Although it may be “cheating with nefarious intent”, I love adding bells and whistles that actually don't do anything, when going all steampunk. Seriously. You save yourself a world of hurt and excruciating wallet-ache by just lashing things in, powering up their heaters, and otherwise not taxing them. VR tubes are GREAT at this. You almost can't have too many. They're so colorful.

I rather think the same about using mercury vapor rectifiers, except that when they have an envelope failure, there is that darn cloud of toxic gas to deal with. But there are MILSPEC units. And the bluegreen-to-white is outstanding. In any case, I'd never, ever condone cheating to such a degree that the actual amplification is bypassed whole in favor of a shadow sand amplifier. No. Tubes can sound SO nice.

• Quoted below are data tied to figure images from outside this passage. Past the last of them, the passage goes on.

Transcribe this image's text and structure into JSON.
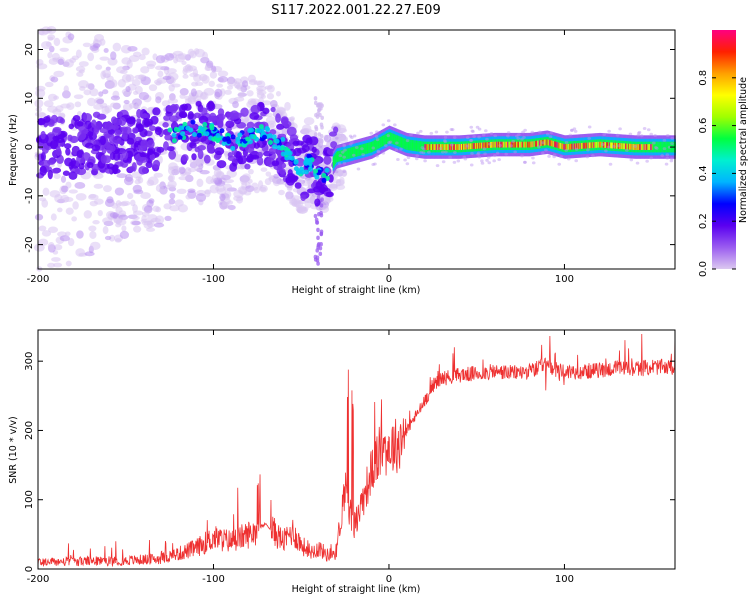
{
  "figure": {
    "title": "S117.2022.001.22.27.E09"
  },
  "chart_data": [
    {
      "type": "heatmap",
      "xlabel": "Height of straight line (km)",
      "ylabel": "Frequency (Hz)",
      "xlim": [
        -200,
        163
      ],
      "ylim": [
        -25,
        24
      ],
      "xticks": [
        -200,
        -100,
        0,
        100
      ],
      "yticks": [
        -20,
        -10,
        0,
        10,
        20
      ],
      "colorbar": {
        "label": "Normalized spectral amplitude",
        "range": [
          0,
          1
        ],
        "ticks": [
          "0.0",
          "0.2",
          "0.4",
          "0.6",
          "0.8"
        ],
        "colors": [
          "#dcc8f0",
          "#9a5cf0",
          "#5a00f0",
          "#0000ff",
          "#00b4ff",
          "#00f0d0",
          "#00ff40",
          "#a0ff00",
          "#ffff00",
          "#ffa000",
          "#ff2000",
          "#ff0080"
        ]
      },
      "ridge": {
        "x": [
          -200,
          -180,
          -160,
          -140,
          -120,
          -110,
          -100,
          -90,
          -80,
          -70,
          -60,
          -55,
          -50,
          -45,
          -40,
          -35,
          -30,
          -20,
          -10,
          0,
          10,
          20,
          40,
          60,
          80,
          90,
          100,
          120,
          140,
          163
        ],
        "y": [
          0,
          0,
          1,
          1,
          3,
          4,
          3,
          1,
          2,
          3,
          0,
          -3,
          -5,
          -3,
          -6,
          -5,
          -2,
          -1,
          0,
          2,
          0.5,
          0,
          0,
          0.5,
          0.5,
          1,
          0,
          0.5,
          0,
          0
        ]
      }
    },
    {
      "type": "line",
      "xlabel": "Height of straight line (km)",
      "ylabel": "SNR (10 * v/v)",
      "xlim": [
        -200,
        163
      ],
      "ylim": [
        0,
        345
      ],
      "xticks": [
        -200,
        -100,
        0,
        100
      ],
      "yticks": [
        0,
        100,
        200,
        300
      ],
      "color": "#ee3030",
      "x": [
        -200,
        -150,
        -130,
        -120,
        -110,
        -100,
        -90,
        -80,
        -70,
        -60,
        -55,
        -50,
        -45,
        -40,
        -35,
        -30,
        -25,
        -22,
        -20,
        -15,
        -10,
        -5,
        0,
        5,
        10,
        15,
        20,
        25,
        30,
        40,
        50,
        60,
        70,
        80,
        85,
        90,
        95,
        100,
        110,
        120,
        130,
        140,
        150,
        163
      ],
      "y": [
        10,
        12,
        15,
        22,
        30,
        45,
        40,
        50,
        65,
        40,
        55,
        35,
        25,
        30,
        20,
        25,
        120,
        80,
        60,
        100,
        140,
        170,
        175,
        180,
        200,
        220,
        240,
        265,
        275,
        280,
        282,
        285,
        283,
        285,
        290,
        295,
        288,
        285,
        285,
        287,
        290,
        288,
        292,
        290
      ]
    }
  ]
}
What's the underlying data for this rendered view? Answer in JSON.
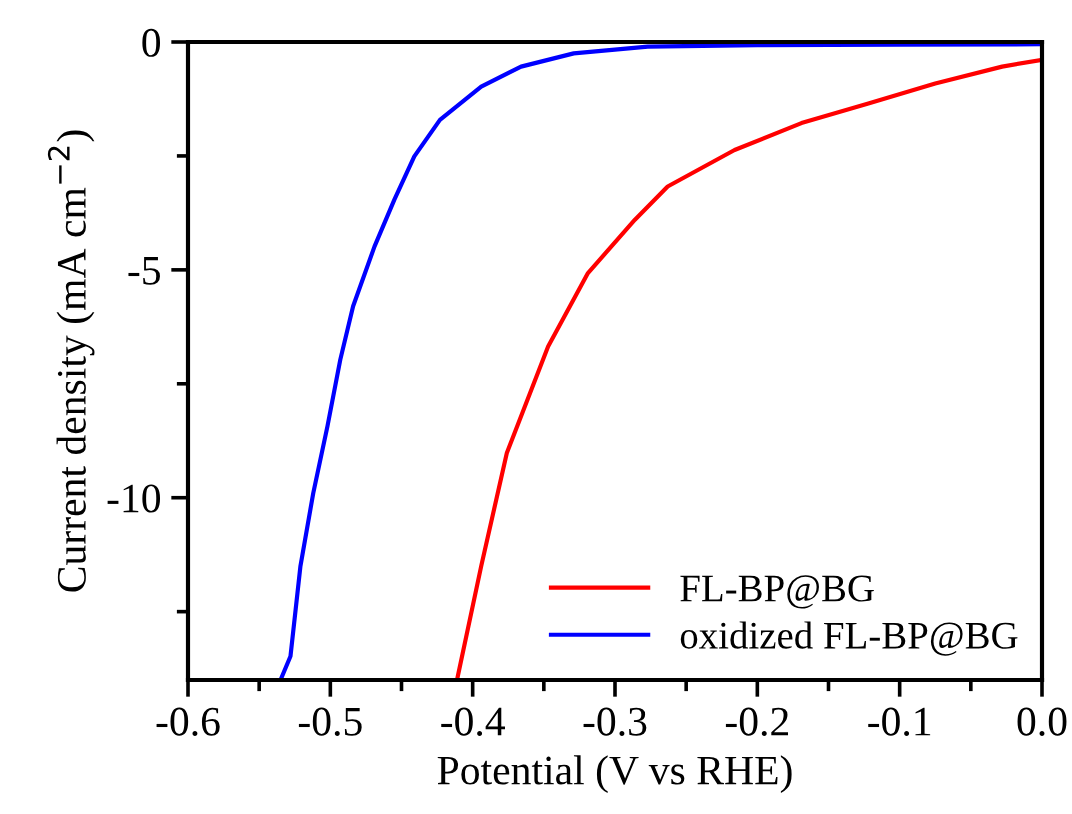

The trick instead is balance between one's functionally pointless steampunk fetishes and one's perfectly rational desire for valve amplification. The (truly!) super-glue is a bit of solid state off the audio pathway. As needed. For outstanding improvements at the mundane level, like solid power supply output.

Just saying.
We're now in Bangalore.
Let's get back to Nice.

GoatGuy
 
Thanks GoatGuy! As for VR tubes, there are 7, granted they all do something.

As for mercury vapor rectifiers, well it's hard to light those up without actually using them. I'm also using 4 JAN milspec units. Above all though, there is an extraction blower that will pass all cooling air through sulfur pellets and activated carbon to sequester any mercury should the unlikely event of envelope failure occur.